Orang-orang yang diusir akan dikirim ke Gaza atau tujuan lain untuk jangka waktu antara 7 hingga 15 tahun bagi warga negara dan 10 hingga 20 tahun bagi penduduk sah.
“Siapapun yang tampil di TV dan berkata, ‘Anakku adalah seorang Shahid (syahid)’ – ‘Ayahku adalah seorang Shahid’, akan dikeluarkan!”
kata Menteri SEC Nat. Itamar Ben Gvir hari ini kepada komite Knesset yang membahas undang-undang untuk mendeportasi keluarga teroris. pic.twitter.com/iEjXw3SckS– Persatuan Berita Yahudi (@JNS_org) 29 Oktober 2024
Undang-undang tersebut kemungkinan besar akan ditentang di pengadilan. Eran Shamir-Borer, peneliti senior di Institut Demokrasi Israel dan mantan pakar hukum internasional untuk militer Israel, mengatakan bahwa jika undang-undang tersebut sampai ke Mahkamah Agung, kemungkinan besar undang-undang tersebut akan dibatalkan berdasarkan kasus-kasus Israel sebelumnya mengenai deportasi.
“Intinya adalah bahwa hal ini sepenuhnya inkonstitusional dan jelas bertentangan dengan nilai-nilai fundamental Israel,” kata Shamir-Borer kepada kantor berita Associated Press.
Selain itu, perintah sementara berdurasi lima tahun disetujui dengan 53 suara berbanding 41, yang mengizinkan hukuman penjara bagi anak di bawah umur 14 tahun yang dihukum karena pembunuhan sebagai bagian dari tindakan terorisme atau sebagai bagian dari aktivitas organisasi teroris. .
Ada perbedaan pendapat mengenai tindakan tersebut, dengan beberapa anggota parlemen Israel dan otoritas hukum, seperti Kantor Kejaksaan, menganjurkan untuk membatasi cakupannya.
Namun para pendukungnya, terutama Menteri Keamanan Nasional sayap kanan Itamar Ben-Gvir, menyetujui undang-undang tersebut termasuk semua anggota keluarga dekat.
Knesset mengambil pendekatan yang semakin keras, dengan undang-undang terbaru yang dikeluarkan beberapa hari setelah anggota parlemen mengesahkan undang-undang lain yang melarang Badan Pengungsi Palestina PBB (UNRWA).

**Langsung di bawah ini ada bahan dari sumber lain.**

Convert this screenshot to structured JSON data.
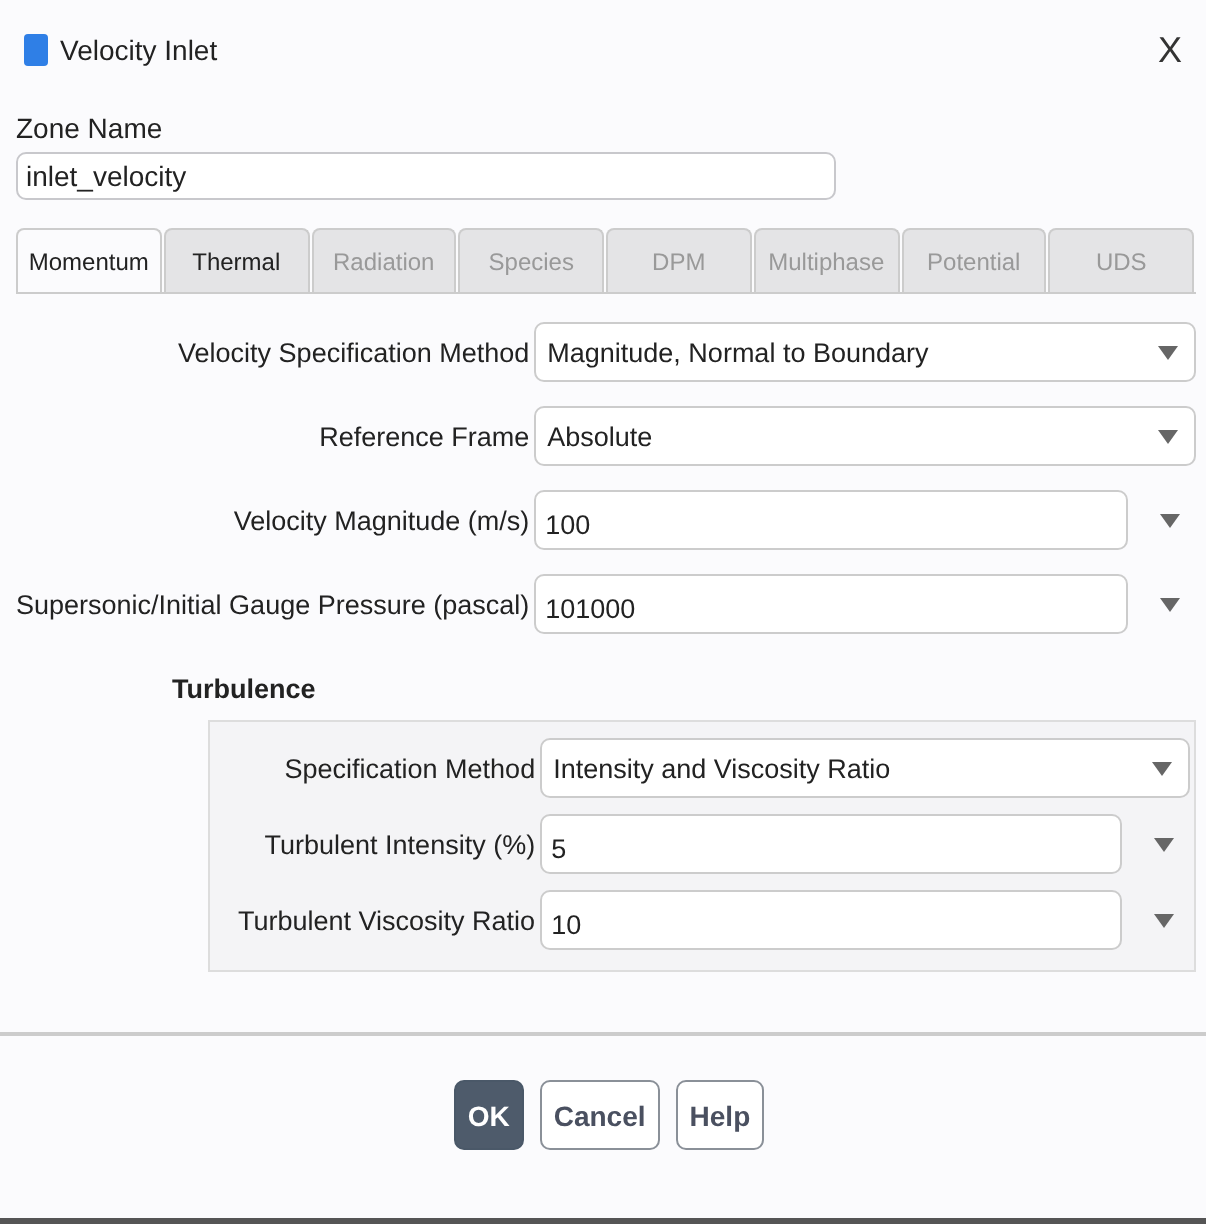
{
  "window": {
    "title": "Velocity Inlet",
    "close": "X"
  },
  "zone_name": {
    "label": "Zone Name",
    "value": "inlet_velocity"
  },
  "tabs": [
    {
      "label": "Momentum",
      "selected": true,
      "disabled": false
    },
    {
      "label": "Thermal",
      "selected": false,
      "disabled": false
    },
    {
      "label": "Radiation",
      "selected": false,
      "disabled": true
    },
    {
      "label": "Species",
      "selected": false,
      "disabled": true
    },
    {
      "label": "DPM",
      "selected": false,
      "disabled": true
    },
    {
      "label": "Multiphase",
      "selected": false,
      "disabled": true
    },
    {
      "label": "Potential",
      "selected": false,
      "disabled": true
    },
    {
      "label": "UDS",
      "selected": false,
      "disabled": true
    }
  ],
  "fields": [
    {
      "kind": "select",
      "label": "Velocity Specification Method",
      "value": "Magnitude, Normal to Boundary"
    },
    {
      "kind": "select",
      "label": "Reference Frame",
      "value": "Absolute"
    },
    {
      "kind": "number",
      "label": "Velocity Magnitude (m/s)",
      "value": "100"
    },
    {
      "kind": "number",
      "label": "Supersonic/Initial Gauge Pressure (pascal)",
      "value": "101000"
    }
  ],
  "turbulence": {
    "title": "Turbulence",
    "fields": [
      {
        "kind": "select",
        "label": "Specification Method",
        "value": "Intensity and Viscosity Ratio"
      },
      {
        "kind": "number",
        "label": "Turbulent Intensity (%)",
        "value": "5"
      },
      {
        "kind": "number",
        "label": "Turbulent Viscosity Ratio",
        "value": "10"
      }
    ]
  },
  "buttons": [
    {
      "label": "OK",
      "primary": true
    },
    {
      "label": "Cancel",
      "primary": false
    },
    {
      "label": "Help",
      "primary": false
    }
  ]
}
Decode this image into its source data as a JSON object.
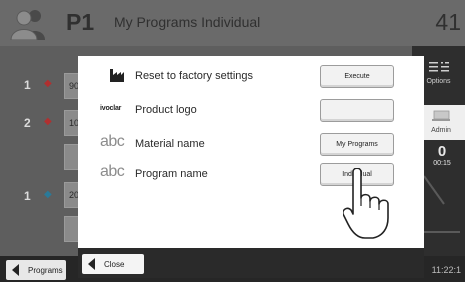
{
  "header": {
    "program_id": "P1",
    "title": "My Programs Individual",
    "program_number": "41"
  },
  "background_rows": [
    {
      "number": "1",
      "cell": "90"
    },
    {
      "number": "2",
      "cell": "10"
    },
    {
      "number": "1",
      "cell": "20"
    }
  ],
  "side_panel": {
    "options_label": "Options",
    "admin_label": "Admin",
    "timer_value": "0",
    "timer_time": "00:15"
  },
  "footer": {
    "programs_label": "Programs",
    "clock": "11:22:1"
  },
  "dialog": {
    "rows": [
      {
        "icon": "factory-icon",
        "label": "Reset to factory settings",
        "button": "Execute"
      },
      {
        "icon": "ivoclar-logo",
        "logo_text": "ivoclar",
        "label": "Product logo",
        "button": ""
      },
      {
        "icon": "abc-icon",
        "abc_text": "abc",
        "label": "Material name",
        "button": "My Programs"
      },
      {
        "icon": "abc-icon",
        "abc_text": "abc",
        "label": "Program name",
        "button": "Individual"
      }
    ],
    "close_label": "Close"
  },
  "colors": {
    "header_bg": "#6a6a6a",
    "dialog_bg": "#ffffff",
    "marker_red": "#b03030",
    "marker_blue": "#2a7a99"
  }
}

Israel telah memutuskan hubungan dengan lembaga utama yang memberikan bantuan penting kepada jutaan warga Palestina di seluruh wilayah tersebut berdasarkan tuduhan yang tidak berdasar bahwa lembaga tersebut menampung “teroris” dan bekerja dengan Hamas dan kelompok lain yang melawan Israel.
Israel telah menahan warga Palestina melalui proses kuasi-yudisial yang dikenal sebagai “penahanan administratif”, di mana mereka awalnya ditahan selama enam bulan dan penahanan mereka dapat diperpanjang berulang kali untuk jangka waktu tidak terbatas tanpa tuduhan atau pengadilan.
Serangan militer Israel sejak 7 Oktober 2023 di Gaza telah menewaskan lebih dari 43.000 warga Palestina, dengan ratusan orang tewas di Tepi Barat yang diduduki dan lebih dari 3.000 orang tewas di Lebanon.